Klik op de knop OAuth-client toevoegen om het registratieproces te voltooien.
(Optioneel) Herhaal stap 3 voor alle ondersteunde connectors.
- Klik op de knop Opslaan onderaan of bovenaan de pagina Instellingen om de wijzigingen op te slaan.
3: Valideer de opgeslagen referenties en werk deze bij
U (en uw sitegebruikers) moeten de eerder opgeslagen referenties verwijderen en deze opnieuw toevoegen om de aangepaste OAuth-client voor de site te gebruiken.
Navigeer naar uw pagina Mijn accountinstellingen.
Voer de volgende stappen uit onder Opgeslagen referenties voor databronnen:
Klik op Verwijderen naast de bestaande opgeslagen referenties voor de connector waarvan u de aangepaste OAuth-client hebt geconfigureerd in Stap 2 hierboven.
Klik naast de connectornaam op Toevoegen en volg de aanwijzingen om 1) verbinding te maken met de aangepaste OAuth-client die is geconfigureerd in Stap 2 hierboven en 2) om de meest recente referenties op te slaan.
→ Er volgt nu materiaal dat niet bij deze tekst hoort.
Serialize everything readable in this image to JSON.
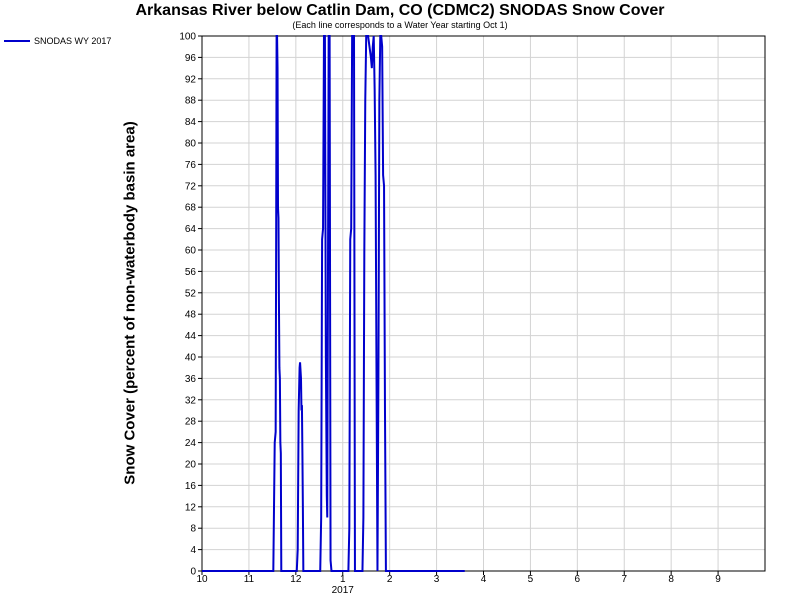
{
  "chart_data": {
    "type": "line",
    "title": "Arkansas River below Catlin Dam, CO (CDMC2) SNODAS Snow Cover",
    "subtitle": "(Each line corresponds to a Water Year starting Oct 1)",
    "ylabel": "Snow Cover (percent of non-waterbody basin area)",
    "xlabel": "",
    "ylim": [
      0,
      100
    ],
    "xlim": [
      0,
      12
    ],
    "y_ticks": [
      0,
      4,
      8,
      12,
      16,
      20,
      24,
      28,
      32,
      36,
      40,
      44,
      48,
      52,
      56,
      60,
      64,
      68,
      72,
      76,
      80,
      84,
      88,
      92,
      96,
      100
    ],
    "x_ticks": [
      {
        "pos": 0,
        "label": "10"
      },
      {
        "pos": 1,
        "label": "11"
      },
      {
        "pos": 2,
        "label": "12"
      },
      {
        "pos": 3,
        "label": "1"
      },
      {
        "pos": 4,
        "label": "2"
      },
      {
        "pos": 5,
        "label": "3"
      },
      {
        "pos": 6,
        "label": "4"
      },
      {
        "pos": 7,
        "label": "5"
      },
      {
        "pos": 8,
        "label": "6"
      },
      {
        "pos": 9,
        "label": "7"
      },
      {
        "pos": 10,
        "label": "8"
      },
      {
        "pos": 11,
        "label": "9"
      }
    ],
    "x_sublabel": {
      "pos": 3,
      "label": "2017"
    },
    "grid": true,
    "legend_position": "top-left",
    "series": [
      {
        "name": "SNODAS WY 2017",
        "color": "#0000cc",
        "points": [
          [
            0,
            0
          ],
          [
            1.52,
            0
          ],
          [
            1.55,
            24
          ],
          [
            1.57,
            26
          ],
          [
            1.58,
            60
          ],
          [
            1.59,
            100
          ],
          [
            1.6,
            100
          ],
          [
            1.61,
            94
          ],
          [
            1.62,
            68
          ],
          [
            1.63,
            66
          ],
          [
            1.64,
            50
          ],
          [
            1.65,
            38
          ],
          [
            1.66,
            36
          ],
          [
            1.67,
            24
          ],
          [
            1.68,
            22
          ],
          [
            1.69,
            0
          ],
          [
            2.02,
            0
          ],
          [
            2.04,
            4
          ],
          [
            2.06,
            30
          ],
          [
            2.08,
            38
          ],
          [
            2.09,
            39
          ],
          [
            2.11,
            36
          ],
          [
            2.12,
            30
          ],
          [
            2.13,
            31
          ],
          [
            2.14,
            22
          ],
          [
            2.15,
            12
          ],
          [
            2.16,
            0
          ],
          [
            2.52,
            0
          ],
          [
            2.54,
            10
          ],
          [
            2.56,
            62
          ],
          [
            2.58,
            64
          ],
          [
            2.6,
            100
          ],
          [
            2.62,
            100
          ],
          [
            2.64,
            40
          ],
          [
            2.66,
            14
          ],
          [
            2.67,
            10
          ],
          [
            2.68,
            40
          ],
          [
            2.7,
            100
          ],
          [
            2.72,
            100
          ],
          [
            2.74,
            2
          ],
          [
            2.76,
            0
          ],
          [
            3.12,
            0
          ],
          [
            3.14,
            8
          ],
          [
            3.16,
            62
          ],
          [
            3.18,
            64
          ],
          [
            3.2,
            100
          ],
          [
            3.24,
            100
          ],
          [
            3.26,
            0
          ],
          [
            3.42,
            0
          ],
          [
            3.44,
            10
          ],
          [
            3.46,
            60
          ],
          [
            3.48,
            88
          ],
          [
            3.5,
            100
          ],
          [
            3.54,
            100
          ],
          [
            3.57,
            98
          ],
          [
            3.6,
            96
          ],
          [
            3.62,
            94
          ],
          [
            3.64,
            98
          ],
          [
            3.66,
            100
          ],
          [
            3.68,
            90
          ],
          [
            3.7,
            74
          ],
          [
            3.72,
            36
          ],
          [
            3.74,
            0
          ],
          [
            3.76,
            36
          ],
          [
            3.78,
            88
          ],
          [
            3.8,
            100
          ],
          [
            3.82,
            100
          ],
          [
            3.84,
            98
          ],
          [
            3.86,
            74
          ],
          [
            3.88,
            72
          ],
          [
            3.9,
            30
          ],
          [
            3.92,
            0
          ],
          [
            5.6,
            0
          ]
        ]
      }
    ]
  }
}
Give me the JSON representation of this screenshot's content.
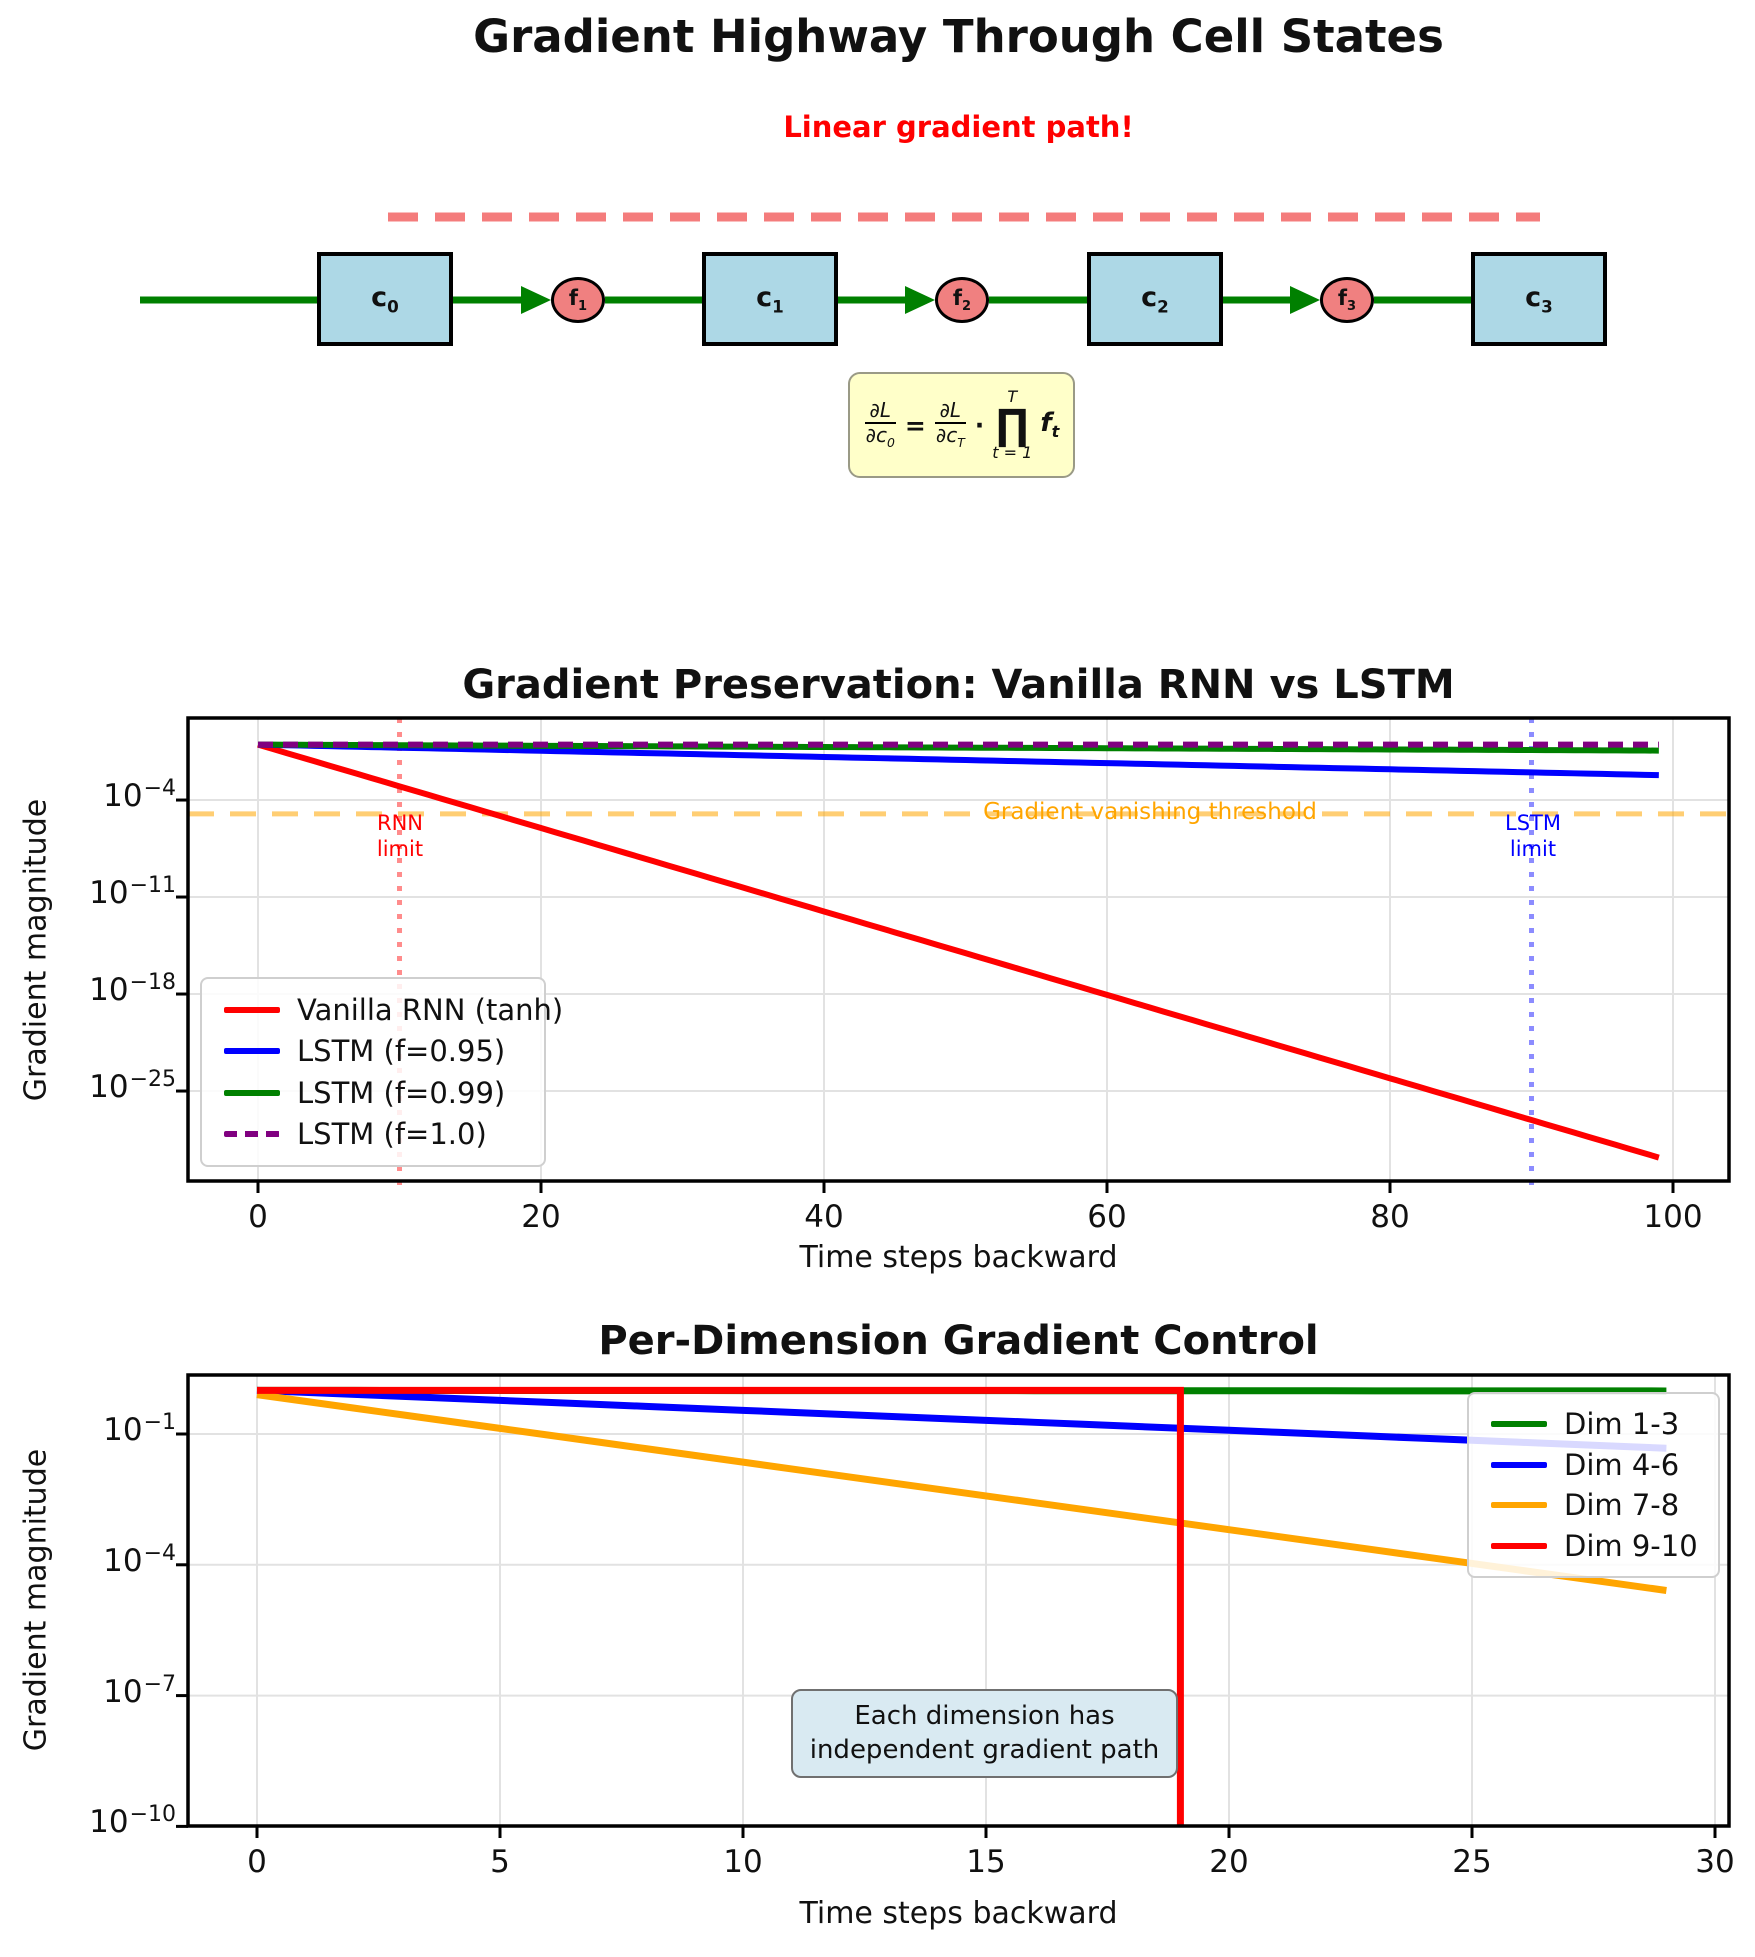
{
  "figure": {
    "title": "Gradient Highway Through Cell States"
  },
  "diagram": {
    "path_label": "Linear gradient path!",
    "path_label_color": "#ff0000",
    "cells": [
      {
        "base": "c",
        "sub": "0"
      },
      {
        "base": "c",
        "sub": "1"
      },
      {
        "base": "c",
        "sub": "2"
      },
      {
        "base": "c",
        "sub": "3"
      }
    ],
    "gates": [
      {
        "base": "f",
        "sub": "1"
      },
      {
        "base": "f",
        "sub": "2"
      },
      {
        "base": "f",
        "sub": "3"
      }
    ],
    "colors": {
      "cell_fill": "#add8e6",
      "gate_fill": "#f08080",
      "arrow": "#008000",
      "path_line": "#f47c7c",
      "formula_bg": "#ffffc9"
    },
    "formula": {
      "lhs_num": "∂L",
      "lhs_den_base": "∂c",
      "lhs_den_sub": "0",
      "equals": "=",
      "rhs_num": "∂L",
      "rhs_den_base": "∂c",
      "rhs_den_sub": "T",
      "cdot": "·",
      "prod_upper": "T",
      "prod_symbol": "∏",
      "prod_lower": "t = 1",
      "term_base": "f",
      "term_sub": "t"
    }
  },
  "chart_data": [
    {
      "type": "line",
      "title": "Gradient Preservation: Vanilla RNN vs LSTM",
      "xlabel": "Time steps backward",
      "ylabel": "Gradient magnitude",
      "x_ticks": [
        0,
        20,
        40,
        60,
        80,
        100
      ],
      "y_tick_exponents": [
        -4,
        -11,
        -18,
        -25
      ],
      "xlim": [
        -5,
        104
      ],
      "ylim": [
        1e-31,
        80
      ],
      "grid": true,
      "log_y": true,
      "x_range_steps": [
        0,
        99
      ],
      "legend_position": "lower left",
      "series": [
        {
          "name": "Vanilla RNN (tanh)",
          "color": "#ff0000",
          "start": 1.0,
          "decay_factor": 0.5,
          "dash": "solid"
        },
        {
          "name": "LSTM (f=0.95)",
          "color": "#0000ff",
          "start": 1.0,
          "decay_factor": 0.95,
          "dash": "solid"
        },
        {
          "name": "LSTM (f=0.99)",
          "color": "#008000",
          "start": 1.0,
          "decay_factor": 0.99,
          "dash": "solid"
        },
        {
          "name": "LSTM (f=1.0)",
          "color": "#800080",
          "start": 1.0,
          "decay_factor": 1.0,
          "dash": "dashed"
        }
      ],
      "annotations": {
        "threshold": {
          "label": "Gradient vanishing threshold",
          "value": 1e-05,
          "color": "#ffa500"
        },
        "rnn_limit": {
          "line1": "RNN",
          "line2": "limit",
          "x": 10,
          "color": "#ff0000"
        },
        "lstm_limit": {
          "line1": "LSTM",
          "line2": "limit",
          "x": 90,
          "color": "#0000ff"
        }
      }
    },
    {
      "type": "line",
      "title": "Per-Dimension Gradient Control",
      "xlabel": "Time steps backward",
      "ylabel": "Gradient magnitude",
      "x_ticks": [
        0,
        5,
        10,
        15,
        20,
        25,
        30
      ],
      "y_tick_exponents": [
        -1,
        -4,
        -7,
        -10
      ],
      "xlim": [
        -1.4,
        30.3
      ],
      "ylim": [
        1e-10,
        2.2
      ],
      "grid": true,
      "log_y": true,
      "x_range_steps": [
        0,
        29
      ],
      "legend_position": "upper right",
      "series": [
        {
          "name": "Dim 1-3",
          "color": "#008000",
          "start": 1.0,
          "decay_factor": 0.999,
          "dash": "solid"
        },
        {
          "name": "Dim 4-6",
          "color": "#0000ff",
          "start": 1.0,
          "decay_factor": 0.9,
          "dash": "solid"
        },
        {
          "name": "Dim 7-8",
          "color": "#ffa500",
          "start": 0.8,
          "decay_factor": 0.7,
          "dash": "solid"
        },
        {
          "name": "Dim 9-10",
          "color": "#ff0000",
          "start": 1.0,
          "decay_factor": 1.0,
          "dash": "solid",
          "cutoff_step": 19
        }
      ],
      "annotations": {
        "note": {
          "line1": "Each dimension has",
          "line2": "independent gradient path",
          "bg": "#d9eaf2"
        }
      }
    }
  ]
}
4: Informeer gebruikers dat ze hun opgeslagen referenties moeten bijwerken
Zorg ervoor dat u uw sitegebruikers op de hoogte stelt om hun opgeslagen referenties bij te werken voor de connector waarvan u de aangepaste OAuth-client hebt geconfigureerd in Stap 2 hierboven. Sitegebruikers kunnen hun opgeslagen referenties bijwerken aan de hand van de procedure die wordt beschreven in Opgeslagen referenties bijwerken.
Toegangstokens beheren
Nadat u de server voor OAuth hebt geconfigureerd, kunt u gebruikers toestaan om hun eigen toegangstokens te beheren in hun profielinstellingen. U kunt de tokens ook centraal beheren. Zie Opgeslagen toegangstokens toestaan voor meer informatie.